Procedure Description
- The patient lies face down on a padded table.
- Local anesthesia is administered to numb the lumbar puncture site.
- A needle is carefully inserted into the spinal canal in the lower back.
- A contrast dye is injected through the needle into the cerebrospinal fluid.
- The patient may be repositioned to help distribute the dye, ensuring optimal imaging of the cervical spine.
- X-rays or CT scans are taken to visualize the cervical spinal cord and nerve roots.

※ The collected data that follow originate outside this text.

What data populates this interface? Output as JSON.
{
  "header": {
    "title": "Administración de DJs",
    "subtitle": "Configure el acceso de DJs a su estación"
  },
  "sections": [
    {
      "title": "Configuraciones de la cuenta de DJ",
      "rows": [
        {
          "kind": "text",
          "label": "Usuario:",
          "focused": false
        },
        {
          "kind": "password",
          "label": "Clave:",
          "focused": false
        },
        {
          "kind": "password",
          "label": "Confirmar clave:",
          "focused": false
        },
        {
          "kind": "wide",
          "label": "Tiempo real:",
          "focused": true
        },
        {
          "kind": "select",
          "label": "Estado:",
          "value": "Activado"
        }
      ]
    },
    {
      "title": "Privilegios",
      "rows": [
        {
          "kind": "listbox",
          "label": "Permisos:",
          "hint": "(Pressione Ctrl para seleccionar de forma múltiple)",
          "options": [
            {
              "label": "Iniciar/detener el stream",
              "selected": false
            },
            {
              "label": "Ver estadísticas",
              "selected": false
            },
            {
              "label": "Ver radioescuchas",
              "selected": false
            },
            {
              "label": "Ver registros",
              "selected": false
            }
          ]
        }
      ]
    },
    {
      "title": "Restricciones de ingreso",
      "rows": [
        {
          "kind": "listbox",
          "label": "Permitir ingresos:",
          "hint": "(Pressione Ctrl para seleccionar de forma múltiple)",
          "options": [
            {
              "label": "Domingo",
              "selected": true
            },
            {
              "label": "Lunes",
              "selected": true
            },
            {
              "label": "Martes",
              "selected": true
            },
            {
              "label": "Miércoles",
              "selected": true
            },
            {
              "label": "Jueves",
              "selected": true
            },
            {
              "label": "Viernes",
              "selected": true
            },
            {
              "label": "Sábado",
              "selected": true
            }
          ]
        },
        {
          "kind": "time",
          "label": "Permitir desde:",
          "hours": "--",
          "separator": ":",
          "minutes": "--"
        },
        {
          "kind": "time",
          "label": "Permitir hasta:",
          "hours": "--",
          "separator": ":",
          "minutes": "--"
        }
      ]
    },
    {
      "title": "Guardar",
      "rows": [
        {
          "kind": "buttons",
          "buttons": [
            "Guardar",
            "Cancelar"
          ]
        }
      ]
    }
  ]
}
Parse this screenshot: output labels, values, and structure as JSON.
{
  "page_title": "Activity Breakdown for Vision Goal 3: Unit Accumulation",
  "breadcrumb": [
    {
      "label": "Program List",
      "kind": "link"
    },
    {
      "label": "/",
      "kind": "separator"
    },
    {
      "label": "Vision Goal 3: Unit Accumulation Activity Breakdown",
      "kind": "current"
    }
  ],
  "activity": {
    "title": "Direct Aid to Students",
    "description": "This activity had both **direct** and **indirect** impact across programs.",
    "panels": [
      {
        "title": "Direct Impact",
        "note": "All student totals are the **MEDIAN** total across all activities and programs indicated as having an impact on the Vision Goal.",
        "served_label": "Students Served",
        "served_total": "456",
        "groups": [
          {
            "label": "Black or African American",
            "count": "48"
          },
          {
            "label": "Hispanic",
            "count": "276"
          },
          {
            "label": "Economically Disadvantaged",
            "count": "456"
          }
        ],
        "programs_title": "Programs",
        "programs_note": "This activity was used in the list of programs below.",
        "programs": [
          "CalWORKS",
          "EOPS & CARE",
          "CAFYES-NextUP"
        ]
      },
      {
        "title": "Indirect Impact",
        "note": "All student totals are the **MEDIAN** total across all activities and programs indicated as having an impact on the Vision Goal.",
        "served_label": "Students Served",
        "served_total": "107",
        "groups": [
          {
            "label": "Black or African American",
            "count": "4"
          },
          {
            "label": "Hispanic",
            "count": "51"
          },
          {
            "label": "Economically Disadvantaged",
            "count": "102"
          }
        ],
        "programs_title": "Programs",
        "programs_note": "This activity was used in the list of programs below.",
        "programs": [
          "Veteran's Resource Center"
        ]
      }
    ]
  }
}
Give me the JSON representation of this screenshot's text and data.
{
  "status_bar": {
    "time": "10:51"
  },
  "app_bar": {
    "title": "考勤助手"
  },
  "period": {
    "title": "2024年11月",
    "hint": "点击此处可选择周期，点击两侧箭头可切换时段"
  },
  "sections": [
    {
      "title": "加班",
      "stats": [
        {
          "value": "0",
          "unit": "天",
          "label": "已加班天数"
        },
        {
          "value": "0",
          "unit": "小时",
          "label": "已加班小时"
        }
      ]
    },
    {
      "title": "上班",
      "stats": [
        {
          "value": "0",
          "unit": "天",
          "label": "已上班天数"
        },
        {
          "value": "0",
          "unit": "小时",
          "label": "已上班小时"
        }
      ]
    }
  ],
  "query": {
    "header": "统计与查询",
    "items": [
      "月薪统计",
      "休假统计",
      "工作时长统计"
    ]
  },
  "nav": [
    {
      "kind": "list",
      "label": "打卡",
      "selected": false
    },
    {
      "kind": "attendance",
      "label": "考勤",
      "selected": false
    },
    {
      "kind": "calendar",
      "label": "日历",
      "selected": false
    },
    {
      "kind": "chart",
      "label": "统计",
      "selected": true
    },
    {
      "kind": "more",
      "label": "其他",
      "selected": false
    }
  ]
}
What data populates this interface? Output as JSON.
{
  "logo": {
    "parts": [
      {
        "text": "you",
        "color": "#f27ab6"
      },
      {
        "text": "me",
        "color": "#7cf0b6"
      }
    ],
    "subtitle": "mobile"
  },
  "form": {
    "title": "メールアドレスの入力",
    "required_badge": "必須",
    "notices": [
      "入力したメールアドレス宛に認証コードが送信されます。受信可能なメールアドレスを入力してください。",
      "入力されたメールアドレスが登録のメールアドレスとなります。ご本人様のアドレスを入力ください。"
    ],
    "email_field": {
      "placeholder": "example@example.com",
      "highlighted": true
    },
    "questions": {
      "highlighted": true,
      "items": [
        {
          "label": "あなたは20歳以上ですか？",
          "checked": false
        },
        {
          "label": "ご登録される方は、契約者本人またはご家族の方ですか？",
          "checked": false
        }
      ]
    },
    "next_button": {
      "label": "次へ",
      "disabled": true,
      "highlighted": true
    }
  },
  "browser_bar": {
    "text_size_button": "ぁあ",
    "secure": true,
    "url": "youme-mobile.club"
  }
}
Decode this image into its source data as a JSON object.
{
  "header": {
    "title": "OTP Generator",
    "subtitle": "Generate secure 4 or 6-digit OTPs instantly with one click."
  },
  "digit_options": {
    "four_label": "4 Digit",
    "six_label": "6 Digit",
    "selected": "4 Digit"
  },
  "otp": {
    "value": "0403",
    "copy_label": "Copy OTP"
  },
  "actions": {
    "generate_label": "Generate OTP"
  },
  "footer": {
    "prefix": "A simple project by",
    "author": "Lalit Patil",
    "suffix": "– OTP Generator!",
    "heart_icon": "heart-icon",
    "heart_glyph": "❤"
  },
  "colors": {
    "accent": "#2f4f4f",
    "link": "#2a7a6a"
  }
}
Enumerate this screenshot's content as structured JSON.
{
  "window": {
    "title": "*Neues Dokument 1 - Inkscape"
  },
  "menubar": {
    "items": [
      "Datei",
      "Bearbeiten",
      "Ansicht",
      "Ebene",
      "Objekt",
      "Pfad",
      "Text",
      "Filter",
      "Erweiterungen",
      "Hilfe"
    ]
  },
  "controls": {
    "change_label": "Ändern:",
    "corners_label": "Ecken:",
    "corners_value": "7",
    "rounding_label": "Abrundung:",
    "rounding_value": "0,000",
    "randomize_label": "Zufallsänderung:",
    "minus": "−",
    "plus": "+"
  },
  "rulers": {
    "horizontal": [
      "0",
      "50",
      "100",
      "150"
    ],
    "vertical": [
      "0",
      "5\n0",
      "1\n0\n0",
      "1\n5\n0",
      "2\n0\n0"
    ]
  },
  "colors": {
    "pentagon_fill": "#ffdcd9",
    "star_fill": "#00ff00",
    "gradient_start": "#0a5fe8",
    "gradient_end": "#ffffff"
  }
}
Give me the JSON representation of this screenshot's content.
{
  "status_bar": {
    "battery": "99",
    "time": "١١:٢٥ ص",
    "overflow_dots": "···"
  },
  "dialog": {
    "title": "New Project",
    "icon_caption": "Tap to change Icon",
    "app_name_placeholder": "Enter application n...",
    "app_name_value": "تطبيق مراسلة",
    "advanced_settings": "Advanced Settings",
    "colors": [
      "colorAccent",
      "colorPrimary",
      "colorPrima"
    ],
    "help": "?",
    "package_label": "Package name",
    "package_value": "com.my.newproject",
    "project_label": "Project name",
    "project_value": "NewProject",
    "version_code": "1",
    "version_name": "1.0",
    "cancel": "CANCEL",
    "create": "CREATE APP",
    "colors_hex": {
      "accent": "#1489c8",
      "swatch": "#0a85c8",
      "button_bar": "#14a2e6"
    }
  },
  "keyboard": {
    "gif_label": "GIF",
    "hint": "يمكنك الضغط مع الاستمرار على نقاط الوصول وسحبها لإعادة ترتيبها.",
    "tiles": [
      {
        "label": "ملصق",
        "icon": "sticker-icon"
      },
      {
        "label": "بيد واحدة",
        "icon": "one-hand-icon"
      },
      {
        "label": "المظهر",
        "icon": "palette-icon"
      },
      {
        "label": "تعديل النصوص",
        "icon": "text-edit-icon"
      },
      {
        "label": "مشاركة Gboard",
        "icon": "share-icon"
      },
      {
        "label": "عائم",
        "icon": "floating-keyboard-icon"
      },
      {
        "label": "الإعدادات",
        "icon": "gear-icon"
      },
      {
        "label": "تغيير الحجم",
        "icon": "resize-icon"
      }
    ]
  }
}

- The needle is removed, and a small bandage is applied to the injection site.
Tools and Equipment:
- Spinal needle
- Contrast dye
- X-ray or CT scanner Anesthesia:
- Local anesthesia, with optional mild sedation
Duration
The procedure typically takes 30 to 60 minutes.
Setting
Myelography is usually performed in a hospital radiology department or an outpatient imaging center.
Personnel
- Radiologist
- Radiologic technologist
- Nurse
- Sometimes an anesthesiologist if sedation is used
Risks and Complications
- Headache
- Infection at the injection site
- Bleeding or hematoma formation
- Allergic reaction to the contrast dye
- Nerve injury or spinal cord damage (rare)
- CSF leak, which may cause persistent headaches
Benefits
- Provides detailed images of the spinal cord and nerve roots.
- Aids in accurate diagnosis and treatment planning.
- Non-surgical, minimally invasive procedure.
Recovery
- Patients are usually observed for a few hours post-procedure.
- Mild pain or discomfort at the injection site is common.
- Increase fluid intake to help flush out the contrast dye.
- Avoid strenuous activities for 24-48 hours.
- Follow-up appointments may be needed to discuss the results.
Alternatives
- MRI or CT scan without myelography
- Epidural steroid injections for pain management
- Physical therapy or conservative treatments
- Spinal surgery, if conservative treatments fail
Patient Experience
During the procedure, patients might feel brief discomfort from the needle insertion and pressure from the contrast dye. Post-procedure, a headache or mild backache could occur, manageable with over-the-counter pain medication and rest. Comfort measures include a relaxed environment and reassurance from the medical team.